The scientist Lord Martin Rees is an atheist who calls himself a “tribal Christian” because he participates in church services to have social and cultural connection to his Anglican brethren. But recent research is showing that, in some countries, the flock is moving in the opposite direction — out of churches and toward affiliating with other non-believers. And, possibly for the same reason, that calls some “tribal Christians” to a pew each Sunday.

According to researchers from Northwestern University and the University of Arizona, people in nine countries — Australia, Austria, Canada, the Czech Republic, Finland, Ireland, the Netherlands, New Zealand, and Switzerland — say they have no religious affiliation, a trend that continues upward. Researchers compare the shift to replacing one’s native language.

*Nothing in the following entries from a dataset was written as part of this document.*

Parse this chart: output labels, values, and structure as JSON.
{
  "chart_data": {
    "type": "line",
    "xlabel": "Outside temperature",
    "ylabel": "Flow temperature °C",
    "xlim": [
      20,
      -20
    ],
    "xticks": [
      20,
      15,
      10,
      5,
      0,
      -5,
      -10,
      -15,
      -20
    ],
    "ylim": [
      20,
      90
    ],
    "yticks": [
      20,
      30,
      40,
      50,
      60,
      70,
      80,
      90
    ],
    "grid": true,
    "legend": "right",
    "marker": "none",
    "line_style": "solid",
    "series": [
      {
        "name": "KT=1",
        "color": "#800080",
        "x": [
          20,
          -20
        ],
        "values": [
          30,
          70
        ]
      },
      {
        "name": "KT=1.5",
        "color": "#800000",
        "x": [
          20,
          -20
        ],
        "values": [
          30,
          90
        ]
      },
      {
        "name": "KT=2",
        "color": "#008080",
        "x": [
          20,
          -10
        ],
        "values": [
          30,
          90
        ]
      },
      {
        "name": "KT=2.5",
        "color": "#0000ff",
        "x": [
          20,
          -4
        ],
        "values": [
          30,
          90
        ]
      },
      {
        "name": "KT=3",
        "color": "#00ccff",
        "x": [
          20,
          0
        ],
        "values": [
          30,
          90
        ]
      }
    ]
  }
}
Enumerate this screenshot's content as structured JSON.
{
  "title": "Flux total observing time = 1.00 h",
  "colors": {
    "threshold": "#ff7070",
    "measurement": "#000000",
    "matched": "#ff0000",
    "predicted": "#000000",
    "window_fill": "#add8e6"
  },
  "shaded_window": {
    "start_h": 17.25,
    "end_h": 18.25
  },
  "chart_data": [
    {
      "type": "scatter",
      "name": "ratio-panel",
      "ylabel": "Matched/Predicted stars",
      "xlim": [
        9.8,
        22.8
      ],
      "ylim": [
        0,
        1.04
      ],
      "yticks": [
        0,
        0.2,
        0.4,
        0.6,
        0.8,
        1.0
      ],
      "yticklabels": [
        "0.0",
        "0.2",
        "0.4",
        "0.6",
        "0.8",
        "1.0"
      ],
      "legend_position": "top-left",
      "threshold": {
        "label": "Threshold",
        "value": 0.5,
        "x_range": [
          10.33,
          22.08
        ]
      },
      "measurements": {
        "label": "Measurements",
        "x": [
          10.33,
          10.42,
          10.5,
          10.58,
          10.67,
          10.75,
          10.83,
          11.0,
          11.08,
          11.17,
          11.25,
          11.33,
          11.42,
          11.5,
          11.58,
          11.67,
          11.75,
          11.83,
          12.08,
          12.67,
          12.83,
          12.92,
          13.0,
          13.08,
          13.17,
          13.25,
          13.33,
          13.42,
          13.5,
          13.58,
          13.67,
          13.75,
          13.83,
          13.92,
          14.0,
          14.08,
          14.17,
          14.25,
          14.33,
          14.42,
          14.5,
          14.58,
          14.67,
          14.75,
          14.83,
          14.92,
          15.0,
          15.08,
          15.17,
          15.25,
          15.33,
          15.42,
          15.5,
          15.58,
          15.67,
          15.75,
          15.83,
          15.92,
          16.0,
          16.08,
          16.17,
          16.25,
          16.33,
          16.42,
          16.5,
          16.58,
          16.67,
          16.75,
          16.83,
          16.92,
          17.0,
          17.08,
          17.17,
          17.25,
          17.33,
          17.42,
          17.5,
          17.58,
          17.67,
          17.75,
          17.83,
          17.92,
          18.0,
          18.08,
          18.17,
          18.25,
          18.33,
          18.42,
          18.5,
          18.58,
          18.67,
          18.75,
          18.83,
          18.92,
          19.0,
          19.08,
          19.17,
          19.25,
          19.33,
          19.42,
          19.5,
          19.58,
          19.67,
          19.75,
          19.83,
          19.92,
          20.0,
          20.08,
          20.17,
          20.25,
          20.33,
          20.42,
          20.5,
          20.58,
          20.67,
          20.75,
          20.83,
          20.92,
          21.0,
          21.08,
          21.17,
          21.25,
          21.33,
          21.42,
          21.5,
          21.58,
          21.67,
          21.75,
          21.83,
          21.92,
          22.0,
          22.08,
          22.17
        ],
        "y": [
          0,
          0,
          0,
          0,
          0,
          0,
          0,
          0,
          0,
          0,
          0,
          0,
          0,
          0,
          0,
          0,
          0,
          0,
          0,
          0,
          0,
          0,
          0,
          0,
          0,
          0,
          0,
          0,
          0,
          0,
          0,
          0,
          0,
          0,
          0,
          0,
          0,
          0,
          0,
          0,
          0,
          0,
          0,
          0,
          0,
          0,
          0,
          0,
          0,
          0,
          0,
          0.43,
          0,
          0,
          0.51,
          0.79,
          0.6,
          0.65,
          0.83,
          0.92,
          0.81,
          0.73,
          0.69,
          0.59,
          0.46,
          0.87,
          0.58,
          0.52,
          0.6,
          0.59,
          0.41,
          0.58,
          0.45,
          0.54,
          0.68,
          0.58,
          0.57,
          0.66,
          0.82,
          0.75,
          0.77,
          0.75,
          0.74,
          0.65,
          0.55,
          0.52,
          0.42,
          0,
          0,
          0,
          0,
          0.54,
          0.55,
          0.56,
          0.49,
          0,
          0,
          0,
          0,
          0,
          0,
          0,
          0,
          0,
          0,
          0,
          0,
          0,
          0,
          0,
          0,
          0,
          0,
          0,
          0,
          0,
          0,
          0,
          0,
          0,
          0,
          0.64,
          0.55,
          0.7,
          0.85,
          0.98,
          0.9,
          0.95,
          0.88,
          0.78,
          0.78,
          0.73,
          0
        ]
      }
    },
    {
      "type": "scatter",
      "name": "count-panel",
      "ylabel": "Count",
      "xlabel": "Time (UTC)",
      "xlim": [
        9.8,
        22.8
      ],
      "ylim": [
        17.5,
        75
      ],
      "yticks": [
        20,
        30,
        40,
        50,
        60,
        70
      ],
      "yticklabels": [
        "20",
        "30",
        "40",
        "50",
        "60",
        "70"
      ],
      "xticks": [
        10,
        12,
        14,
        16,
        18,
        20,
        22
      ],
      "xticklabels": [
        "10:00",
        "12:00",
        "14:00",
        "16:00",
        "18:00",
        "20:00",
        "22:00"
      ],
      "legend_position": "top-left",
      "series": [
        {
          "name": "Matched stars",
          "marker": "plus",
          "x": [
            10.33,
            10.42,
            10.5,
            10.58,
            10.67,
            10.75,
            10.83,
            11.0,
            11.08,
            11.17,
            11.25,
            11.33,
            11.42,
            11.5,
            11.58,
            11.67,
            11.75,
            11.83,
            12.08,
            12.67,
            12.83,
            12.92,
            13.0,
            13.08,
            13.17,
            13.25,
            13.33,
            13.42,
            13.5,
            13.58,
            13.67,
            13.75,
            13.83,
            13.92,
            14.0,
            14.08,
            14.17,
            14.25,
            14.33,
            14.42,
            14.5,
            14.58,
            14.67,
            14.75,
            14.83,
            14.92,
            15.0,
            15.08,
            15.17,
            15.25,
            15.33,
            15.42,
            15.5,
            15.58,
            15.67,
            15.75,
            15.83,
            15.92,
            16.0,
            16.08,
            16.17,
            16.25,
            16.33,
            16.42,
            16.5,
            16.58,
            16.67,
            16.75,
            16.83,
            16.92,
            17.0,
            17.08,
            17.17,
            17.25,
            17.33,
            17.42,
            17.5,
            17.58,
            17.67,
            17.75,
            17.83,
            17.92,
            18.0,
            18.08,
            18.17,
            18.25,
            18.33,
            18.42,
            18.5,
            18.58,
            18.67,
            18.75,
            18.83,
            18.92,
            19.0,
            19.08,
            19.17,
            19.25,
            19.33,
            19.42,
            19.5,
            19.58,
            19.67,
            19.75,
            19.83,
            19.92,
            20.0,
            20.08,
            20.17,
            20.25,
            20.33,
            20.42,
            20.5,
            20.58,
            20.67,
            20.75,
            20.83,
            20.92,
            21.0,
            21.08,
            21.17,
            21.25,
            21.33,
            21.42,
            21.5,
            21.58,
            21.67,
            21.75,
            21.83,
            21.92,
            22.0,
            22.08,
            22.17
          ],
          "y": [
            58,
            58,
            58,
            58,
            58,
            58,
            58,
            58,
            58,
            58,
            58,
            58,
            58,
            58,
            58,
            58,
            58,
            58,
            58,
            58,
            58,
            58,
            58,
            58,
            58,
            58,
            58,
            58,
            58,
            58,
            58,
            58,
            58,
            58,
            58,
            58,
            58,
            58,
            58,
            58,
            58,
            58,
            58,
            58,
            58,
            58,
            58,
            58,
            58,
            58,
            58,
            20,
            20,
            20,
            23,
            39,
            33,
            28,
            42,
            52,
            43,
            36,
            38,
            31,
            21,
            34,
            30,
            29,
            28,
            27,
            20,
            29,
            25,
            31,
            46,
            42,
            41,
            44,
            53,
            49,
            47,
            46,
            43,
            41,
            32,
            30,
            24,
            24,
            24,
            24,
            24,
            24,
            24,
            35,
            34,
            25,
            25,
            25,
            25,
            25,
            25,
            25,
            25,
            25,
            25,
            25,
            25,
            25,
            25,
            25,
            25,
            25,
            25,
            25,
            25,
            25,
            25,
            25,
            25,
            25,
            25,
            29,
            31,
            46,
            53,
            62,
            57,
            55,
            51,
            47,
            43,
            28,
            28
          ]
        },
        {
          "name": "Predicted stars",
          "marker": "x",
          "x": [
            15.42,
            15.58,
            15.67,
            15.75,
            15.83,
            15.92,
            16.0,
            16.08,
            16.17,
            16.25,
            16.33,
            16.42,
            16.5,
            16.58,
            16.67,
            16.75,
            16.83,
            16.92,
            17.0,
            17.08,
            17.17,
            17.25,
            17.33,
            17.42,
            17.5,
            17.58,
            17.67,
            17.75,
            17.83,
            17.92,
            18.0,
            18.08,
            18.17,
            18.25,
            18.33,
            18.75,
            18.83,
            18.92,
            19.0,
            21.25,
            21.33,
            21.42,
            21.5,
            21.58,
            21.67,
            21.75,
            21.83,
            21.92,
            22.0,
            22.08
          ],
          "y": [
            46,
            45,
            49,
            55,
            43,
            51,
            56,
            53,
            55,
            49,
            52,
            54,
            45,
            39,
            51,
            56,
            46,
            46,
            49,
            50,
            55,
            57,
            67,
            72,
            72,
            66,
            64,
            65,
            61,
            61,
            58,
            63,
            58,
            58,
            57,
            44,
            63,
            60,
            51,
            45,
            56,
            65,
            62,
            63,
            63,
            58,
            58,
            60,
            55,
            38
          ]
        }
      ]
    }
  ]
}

I heard the same themes in a documentary called The Linguists, in which two researchers traveled to Siberia, India, and Bolivia to capture recordings of obscure languages on the brink of extinction. The older, less-spoken languages were replaced when they became socially undesirable or financially limiting. They would “trade up” in a sense to be able to integrate with the more popular language of a nearby majority.

Richard Wiener, one of the study’s authors, says, for example, that “there can be greater utility or status in speaking Spanish instead of [the dying language] Quechuan in Peru, and similarly there’s some kind of status or utility in being a member of a religion or not.”

What about this analogy he makes? How does not identifying with religion serve people in a way that checking the “religious” box didn’t before? And if the social utility argument holds true, why wouldn’t believers in less popular faith systems simply join larger more mainstream churches/traditions like megachurches who are reporting huge growth?